Davanın açılmasını müteakip tarafların dava, cevap, cevaba cevap dilekçeleri karşılıklı tebliğ olunmuş, sundukları deliller alınmış, tescil ve başvuru dosyaları ile Alâkalı ticaret sicil kayıtları getirtilmiş, dava şartları incelenmiş, ön inceleme duruşması yapılmış, taraflar sulhe teşvik olunmuş, sonuç alınamaması üzerine uyuşmazlık konuları tespit edilmiş, tahkikat icra olunmasını müteakip taraf vekillerine sözlü iddia ve savunmada bulunma olanağı tanınmıştır.
Türk Patent’den celbedilen işlem dosyasının tetkikinden; davalı tarafından, 06.12.2020 tarihinde ”SX” ibaresinin25. Sınıf mallarda tescili için TÜRKPATENT nezdinde marka başvurusu yapıldığı, 2020/06155 kod numarası verilerek işleme alınan başvurunun, Markalar Dairesi Başkanlığı tarafından incelendiği ve 27.05.2020 tarihli ve 349 sayılı Resmi Marka Bülteninde ilan edildiği, davacı tarafından söz konusu ilana SMK 6/1, 6/5 ve 6/9 kapsamında itiraz edildiği, itirazın Markalar Dairesi Başkanlığı tarafından reddi üzerine, davacı tarafından söz konusu ret kararının yeniden incelenmesi için itirazda bulunulduğu, itirazların Yeniden İnceleme ve Değerlendirme Kurulu tarafından incelendiği ve Kurulun 2021-M-6235 sayılı kararı ile (…) Markalar benzer olmadığından, itiraz gerekçesi markaların önceki kullanımları ya da piyasadaki bilinirlik düzeyinin de markalar arasında karışıklığa neden olamayacağı, muteriz markalarının ün ve itibarından haksız kazanç elde etme ya da bunlara zarar verme ihtimallerinin bulunmadığı kanaatine ulaşılmıştır. İtirazda ileri sürülen kötü niyet iddiasının ise yeterli bilgi ve delile ispatlanmadığı tespit edildiğinden bu yöndeki iddialar da haklı bulunmamış ve itirazın reddi gerekmiştir.” gerekçesiyle reddedildiği, eldeki davanın iki aylık yasal süre içerisinde 06/10/2021 tarihinde açıldığı anlaşılmış, işin esasına girilmiştir.

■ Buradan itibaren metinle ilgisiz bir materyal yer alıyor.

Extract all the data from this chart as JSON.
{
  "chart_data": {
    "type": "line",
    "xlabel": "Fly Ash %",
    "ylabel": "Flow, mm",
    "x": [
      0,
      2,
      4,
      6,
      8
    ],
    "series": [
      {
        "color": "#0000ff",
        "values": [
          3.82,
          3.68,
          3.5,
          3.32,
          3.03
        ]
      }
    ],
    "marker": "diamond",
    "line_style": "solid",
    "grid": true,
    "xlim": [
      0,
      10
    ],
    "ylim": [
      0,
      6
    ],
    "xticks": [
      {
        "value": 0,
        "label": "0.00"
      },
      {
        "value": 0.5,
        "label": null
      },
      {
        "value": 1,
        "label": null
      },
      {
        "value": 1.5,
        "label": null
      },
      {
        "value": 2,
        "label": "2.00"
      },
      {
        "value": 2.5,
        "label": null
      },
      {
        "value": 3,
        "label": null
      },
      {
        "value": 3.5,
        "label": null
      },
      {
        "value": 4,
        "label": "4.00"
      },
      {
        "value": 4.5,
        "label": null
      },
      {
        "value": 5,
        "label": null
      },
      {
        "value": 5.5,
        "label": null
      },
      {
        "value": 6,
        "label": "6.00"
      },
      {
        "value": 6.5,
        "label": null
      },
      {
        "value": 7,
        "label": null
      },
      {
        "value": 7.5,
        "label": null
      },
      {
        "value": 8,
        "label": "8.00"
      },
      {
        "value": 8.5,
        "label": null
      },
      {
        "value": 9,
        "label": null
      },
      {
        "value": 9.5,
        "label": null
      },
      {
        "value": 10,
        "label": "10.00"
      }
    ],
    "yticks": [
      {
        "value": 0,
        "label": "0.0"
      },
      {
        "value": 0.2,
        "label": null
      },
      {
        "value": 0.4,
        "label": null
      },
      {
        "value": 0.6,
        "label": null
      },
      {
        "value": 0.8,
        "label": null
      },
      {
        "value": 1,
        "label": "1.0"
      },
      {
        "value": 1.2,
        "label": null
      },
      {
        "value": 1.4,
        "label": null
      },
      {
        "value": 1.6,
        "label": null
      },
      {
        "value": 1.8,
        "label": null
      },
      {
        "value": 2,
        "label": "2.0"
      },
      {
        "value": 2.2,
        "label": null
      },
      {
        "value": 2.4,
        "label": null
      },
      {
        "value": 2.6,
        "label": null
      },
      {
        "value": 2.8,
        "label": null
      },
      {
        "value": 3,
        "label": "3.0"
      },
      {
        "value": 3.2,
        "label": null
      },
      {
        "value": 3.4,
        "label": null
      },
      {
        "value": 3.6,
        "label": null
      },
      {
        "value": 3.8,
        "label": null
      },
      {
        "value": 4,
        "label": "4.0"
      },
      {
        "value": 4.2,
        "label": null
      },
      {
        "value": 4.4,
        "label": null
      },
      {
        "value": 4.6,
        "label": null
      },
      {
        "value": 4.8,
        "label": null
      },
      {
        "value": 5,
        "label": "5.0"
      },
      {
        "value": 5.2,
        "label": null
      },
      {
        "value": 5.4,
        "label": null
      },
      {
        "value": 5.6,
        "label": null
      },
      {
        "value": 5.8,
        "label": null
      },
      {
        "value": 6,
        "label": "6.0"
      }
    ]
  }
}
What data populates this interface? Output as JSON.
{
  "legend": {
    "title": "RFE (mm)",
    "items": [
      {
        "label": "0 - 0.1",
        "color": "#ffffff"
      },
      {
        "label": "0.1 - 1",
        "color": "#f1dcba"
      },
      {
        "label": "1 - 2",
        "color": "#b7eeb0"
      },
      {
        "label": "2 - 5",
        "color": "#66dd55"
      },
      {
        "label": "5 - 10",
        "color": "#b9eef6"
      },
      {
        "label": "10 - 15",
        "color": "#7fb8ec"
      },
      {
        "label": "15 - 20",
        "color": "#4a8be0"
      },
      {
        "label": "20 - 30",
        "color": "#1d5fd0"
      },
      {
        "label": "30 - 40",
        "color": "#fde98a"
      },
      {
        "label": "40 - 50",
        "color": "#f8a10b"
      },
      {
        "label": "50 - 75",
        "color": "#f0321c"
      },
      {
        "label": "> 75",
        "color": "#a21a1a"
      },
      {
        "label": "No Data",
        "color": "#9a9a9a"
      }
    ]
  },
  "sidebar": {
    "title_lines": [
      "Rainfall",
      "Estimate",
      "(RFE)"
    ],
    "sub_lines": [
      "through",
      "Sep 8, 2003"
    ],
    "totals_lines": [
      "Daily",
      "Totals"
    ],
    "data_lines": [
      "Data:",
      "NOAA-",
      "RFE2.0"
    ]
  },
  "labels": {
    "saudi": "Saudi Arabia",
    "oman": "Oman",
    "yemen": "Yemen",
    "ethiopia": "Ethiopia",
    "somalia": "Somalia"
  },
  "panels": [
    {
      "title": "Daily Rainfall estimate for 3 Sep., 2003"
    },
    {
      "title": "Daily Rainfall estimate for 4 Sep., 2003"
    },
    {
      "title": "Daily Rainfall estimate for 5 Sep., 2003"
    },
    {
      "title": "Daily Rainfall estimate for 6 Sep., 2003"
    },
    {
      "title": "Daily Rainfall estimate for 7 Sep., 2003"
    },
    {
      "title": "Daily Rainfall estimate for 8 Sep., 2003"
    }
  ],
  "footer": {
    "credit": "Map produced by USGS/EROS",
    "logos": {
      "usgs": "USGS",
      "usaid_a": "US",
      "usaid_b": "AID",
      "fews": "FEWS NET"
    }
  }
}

Bilirkişi kurulunca düzenlenen raporda/ ek raporda özetle: dava konusu marka başvurusunun kapsamındaki malların davacının markalarının kapsamında aynı/aynı tür/benzer/ilişkili olarak yer aldığı, dava konusu marka başvurusu ile davacı markaları arasında marka işaretleri bakımından benzerlik olmadığı, dava konusu marka ile davacı markaları arasında karıştırılma ihtimali bulunmadığı, dava konusu marka ile davacı markaları arasında karıştırılma ihtimali bulunmaması nedeniyle, dava konusu markanın, davacının “…” ibareli markasının tanınmışlığından haksız bir yarar sağlamayacağı, markanın itibarına zarar vermeyeceği veya ayırt edici karakterini zedelemeyeceği, dava konusu 2021-M-6235 Sayılı YİDK kararının yerinde olduğu, takdirin mahkemeye ait olduğu, bildirilmiştir.

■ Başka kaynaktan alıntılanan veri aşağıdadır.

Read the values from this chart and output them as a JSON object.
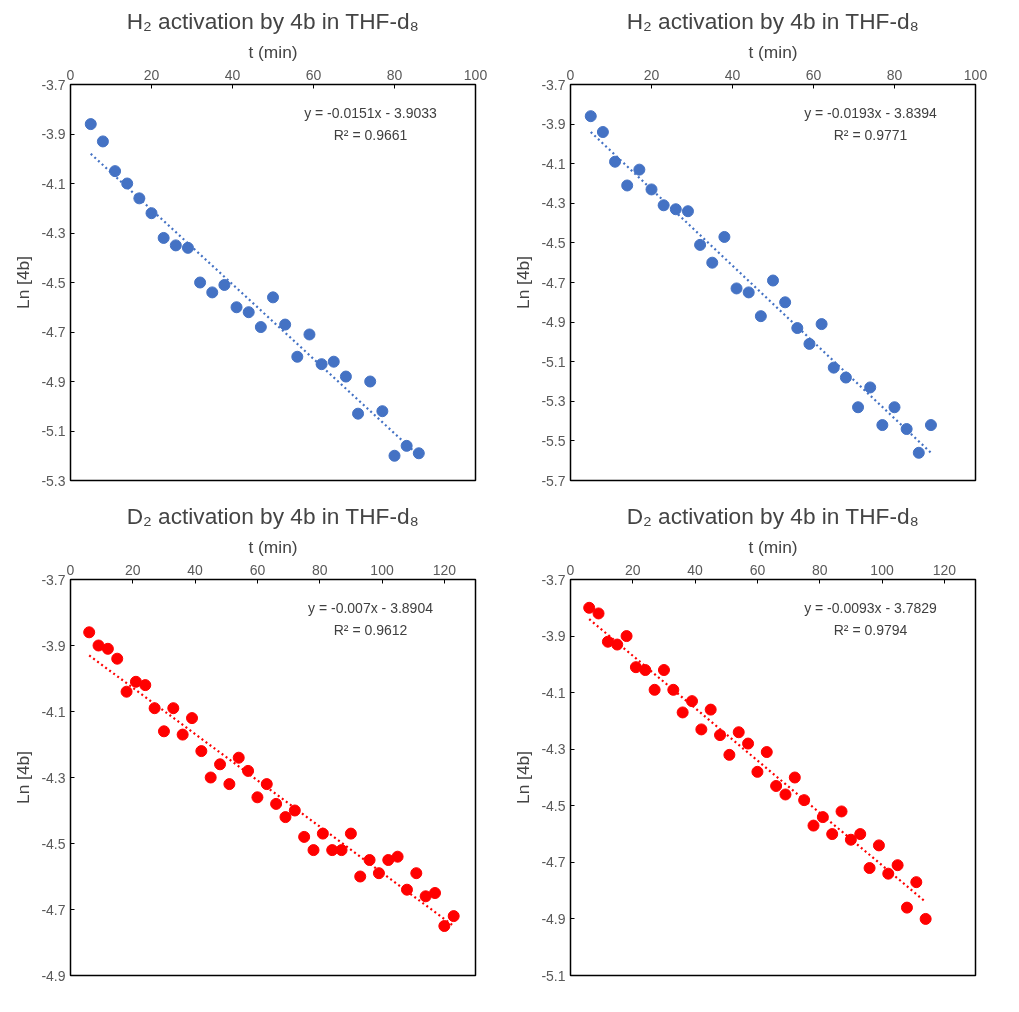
{
  "chart_data": [
    {
      "type": "scatter",
      "title": "H₂ activation by 4b in THF-d₈",
      "xlabel": "t (min)",
      "ylabel": "Ln [4b]",
      "grid": false,
      "xlim": [
        0,
        100
      ],
      "xticks": [
        0,
        20,
        40,
        60,
        80,
        100
      ],
      "ylim": [
        -5.3,
        -3.7
      ],
      "yticks": [
        -5.3,
        -5.1,
        -4.9,
        -4.7,
        -4.5,
        -4.3,
        -4.1,
        -3.9,
        -3.7
      ],
      "annotations": [
        "y = -0.0151x - 3.9033",
        "R² = 0.9661"
      ],
      "x": [
        5,
        8,
        11,
        14,
        17,
        20,
        23,
        26,
        29,
        32,
        35,
        38,
        41,
        44,
        47,
        50,
        53,
        56,
        59,
        62,
        65,
        68,
        71,
        74,
        77,
        80,
        83,
        86
      ],
      "series": [
        {
          "marker": "circle",
          "color": "#4472c4",
          "values": [
            -3.86,
            -3.93,
            -4.05,
            -4.1,
            -4.16,
            -4.22,
            -4.32,
            -4.35,
            -4.36,
            -4.5,
            -4.54,
            -4.51,
            -4.6,
            -4.62,
            -4.68,
            -4.56,
            -4.67,
            -4.8,
            -4.71,
            -4.83,
            -4.82,
            -4.88,
            -5.03,
            -4.9,
            -5.02,
            -5.2,
            -5.16,
            -5.19
          ]
        },
        {
          "type": "line",
          "marker": "none",
          "x": [
            5,
            86
          ],
          "color": "#4472c4",
          "line_style": "dotted",
          "values": [
            -3.98,
            -5.2
          ]
        }
      ]
    },
    {
      "type": "scatter",
      "title": "H₂ activation by 4b in THF-d₈",
      "xlabel": "t (min)",
      "ylabel": "Ln [4b]",
      "grid": false,
      "xlim": [
        0,
        100
      ],
      "xticks": [
        0,
        20,
        40,
        60,
        80,
        100
      ],
      "ylim": [
        -5.7,
        -3.7
      ],
      "yticks": [
        -5.7,
        -5.5,
        -5.3,
        -5.1,
        -4.9,
        -4.7,
        -4.5,
        -4.3,
        -4.1,
        -3.9,
        -3.7
      ],
      "annotations": [
        "y = -0.0193x - 3.8394",
        "R² = 0.9771"
      ],
      "x": [
        5,
        8,
        11,
        14,
        17,
        20,
        23,
        26,
        29,
        32,
        35,
        38,
        41,
        44,
        47,
        50,
        53,
        56,
        59,
        62,
        65,
        68,
        71,
        74,
        77,
        80,
        83,
        86,
        89
      ],
      "series": [
        {
          "marker": "circle",
          "color": "#4472c4",
          "values": [
            -3.86,
            -3.94,
            -4.09,
            -4.21,
            -4.13,
            -4.23,
            -4.31,
            -4.33,
            -4.34,
            -4.51,
            -4.6,
            -4.47,
            -4.73,
            -4.75,
            -4.87,
            -4.69,
            -4.8,
            -4.93,
            -5.01,
            -4.91,
            -5.13,
            -5.18,
            -5.33,
            -5.23,
            -5.42,
            -5.33,
            -5.44,
            -5.56,
            -5.42
          ]
        },
        {
          "type": "line",
          "marker": "none",
          "x": [
            5,
            89
          ],
          "color": "#4472c4",
          "line_style": "dotted",
          "values": [
            -3.94,
            -5.56
          ]
        }
      ]
    },
    {
      "type": "scatter",
      "title": "D₂ activation by 4b in THF-d₈",
      "xlabel": "t (min)",
      "ylabel": "Ln [4b]",
      "grid": false,
      "xlim": [
        0,
        130
      ],
      "xticks": [
        0,
        20,
        40,
        60,
        80,
        100,
        120
      ],
      "ylim": [
        -4.9,
        -3.7
      ],
      "yticks": [
        -4.9,
        -4.7,
        -4.5,
        -4.3,
        -4.1,
        -3.9,
        -3.7
      ],
      "annotations": [
        "y = -0.007x - 3.8904",
        "R² = 0.9612"
      ],
      "x": [
        6,
        9,
        12,
        15,
        18,
        21,
        24,
        27,
        30,
        33,
        36,
        39,
        42,
        45,
        48,
        51,
        54,
        57,
        60,
        63,
        66,
        69,
        72,
        75,
        78,
        81,
        84,
        87,
        90,
        93,
        96,
        99,
        102,
        105,
        108,
        111,
        114,
        117,
        120,
        123
      ],
      "series": [
        {
          "marker": "circle",
          "color": "#ff0000",
          "values": [
            -3.86,
            -3.9,
            -3.91,
            -3.94,
            -4.04,
            -4.01,
            -4.02,
            -4.09,
            -4.16,
            -4.09,
            -4.17,
            -4.12,
            -4.22,
            -4.3,
            -4.26,
            -4.32,
            -4.24,
            -4.28,
            -4.36,
            -4.32,
            -4.38,
            -4.42,
            -4.4,
            -4.48,
            -4.52,
            -4.47,
            -4.52,
            -4.52,
            -4.47,
            -4.6,
            -4.55,
            -4.59,
            -4.55,
            -4.54,
            -4.64,
            -4.59,
            -4.66,
            -4.65,
            -4.75,
            -4.72
          ]
        },
        {
          "type": "line",
          "marker": "none",
          "x": [
            6,
            123
          ],
          "color": "#ff0000",
          "line_style": "dotted",
          "values": [
            -3.93,
            -4.75
          ]
        }
      ]
    },
    {
      "type": "scatter",
      "title": "D₂ activation by 4b in THF-d₈",
      "xlabel": "t (min)",
      "ylabel": "Ln [4b]",
      "grid": false,
      "xlim": [
        0,
        130
      ],
      "xticks": [
        0,
        20,
        40,
        60,
        80,
        100,
        120
      ],
      "ylim": [
        -5.1,
        -3.7
      ],
      "yticks": [
        -5.1,
        -4.9,
        -4.7,
        -4.5,
        -4.3,
        -4.1,
        -3.9,
        -3.7
      ],
      "annotations": [
        "y = -0.0093x - 3.7829",
        "R² = 0.9794"
      ],
      "x": [
        6,
        9,
        12,
        15,
        18,
        21,
        24,
        27,
        30,
        33,
        36,
        39,
        42,
        45,
        48,
        51,
        54,
        57,
        60,
        63,
        66,
        69,
        72,
        75,
        78,
        81,
        84,
        87,
        90,
        93,
        96,
        99,
        102,
        105,
        108,
        111,
        114
      ],
      "series": [
        {
          "marker": "circle",
          "color": "#ff0000",
          "values": [
            -3.8,
            -3.82,
            -3.92,
            -3.93,
            -3.9,
            -4.01,
            -4.02,
            -4.09,
            -4.02,
            -4.09,
            -4.17,
            -4.13,
            -4.23,
            -4.16,
            -4.25,
            -4.32,
            -4.24,
            -4.28,
            -4.38,
            -4.31,
            -4.43,
            -4.46,
            -4.4,
            -4.48,
            -4.57,
            -4.54,
            -4.6,
            -4.52,
            -4.62,
            -4.6,
            -4.72,
            -4.64,
            -4.74,
            -4.71,
            -4.86,
            -4.77,
            -4.9
          ]
        },
        {
          "type": "line",
          "marker": "none",
          "x": [
            6,
            114
          ],
          "color": "#ff0000",
          "line_style": "dotted",
          "values": [
            -3.84,
            -4.84
          ]
        }
      ]
    }
  ]
}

Bilirkişi raporunun/ ek raporun her iki tarafın iddia ve savunmasının kapsamı, taraf delilleri, marka kapsamları dikkate alınarak düzelendiği, hüküm kurmaya yeterli incelemenin yapıldığı, raporun usul ve yasaya aykırı yönünün bulunmadığı, hukuki değerlendirmenin nihai olarak mahkememizce yapılacağı anlaşılmakla yeni heyetten rapor alınması veya mevcut bilirkişi heyetinden ek rapor alınması yoluna gidilmemiştir.
GEREKÇE:
Tescilli bir markanın ait olduğu mal ve hizmetler bakımından sağladığı korumanın kapsamı ve sınırları 10.01.2017 tarihinde yürürlüğe giren 6769 sayılı Sınai Mülkiyet Kanunu (SMK) ile düzenlenmiştir.

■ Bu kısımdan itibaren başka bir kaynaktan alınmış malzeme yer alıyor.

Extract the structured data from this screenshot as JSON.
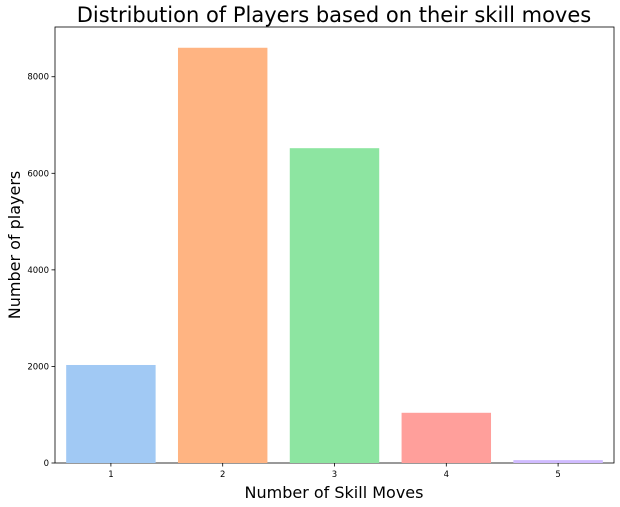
{
  "chart_data": {
    "type": "bar",
    "title": "Distribution of Players based on their skill moves",
    "xlabel": "Number of Skill Moves",
    "ylabel": "Number of players",
    "categories": [
      "1",
      "2",
      "3",
      "4",
      "5"
    ],
    "values": [
      2030,
      8600,
      6520,
      1040,
      60
    ],
    "colors": [
      "#a1c9f4",
      "#ffb482",
      "#8de5a1",
      "#ff9f9b",
      "#d0bbff"
    ],
    "ylim": [
      0,
      9030
    ],
    "yticks": [
      0,
      2000,
      4000,
      6000,
      8000
    ],
    "grid": false,
    "legend": "none"
  }
}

“Marka tescilinde nispi ret nedenleri ” başlığı altında düzenlenen 6769 sayılı Sınai Mülkiyet Kanununun 6. maddesi ise;
(1) Tescil başvurusu yapılan bir markanın, tescil edilmiş veya önceki tarihte başvurusu yapılmış marka ile aynılığı ya da benzerliği ve kapsadığı mal veya hizmetlerin aynılığı ya da benzerliği nedeniyle, tescil edilmiş veya önceki tarihte başvurusu yapılmış marka ile halk tarafından ilişkilendirilme ihtimali de dâhil karıştırılma ihtimali varsa itiraz üzerine başvuru reddedilir.
(2) Ticari vekil veya temsilcinin, marka sahibinin izni olmaksızın ve haklı bir sebebe dayanmaksızın markanın aynı veya ayırt edilemeyecek kadar benzerinin kendi adına tescili için yaptığı başvuru, marka sahibinin itirazı üzerine reddedilir.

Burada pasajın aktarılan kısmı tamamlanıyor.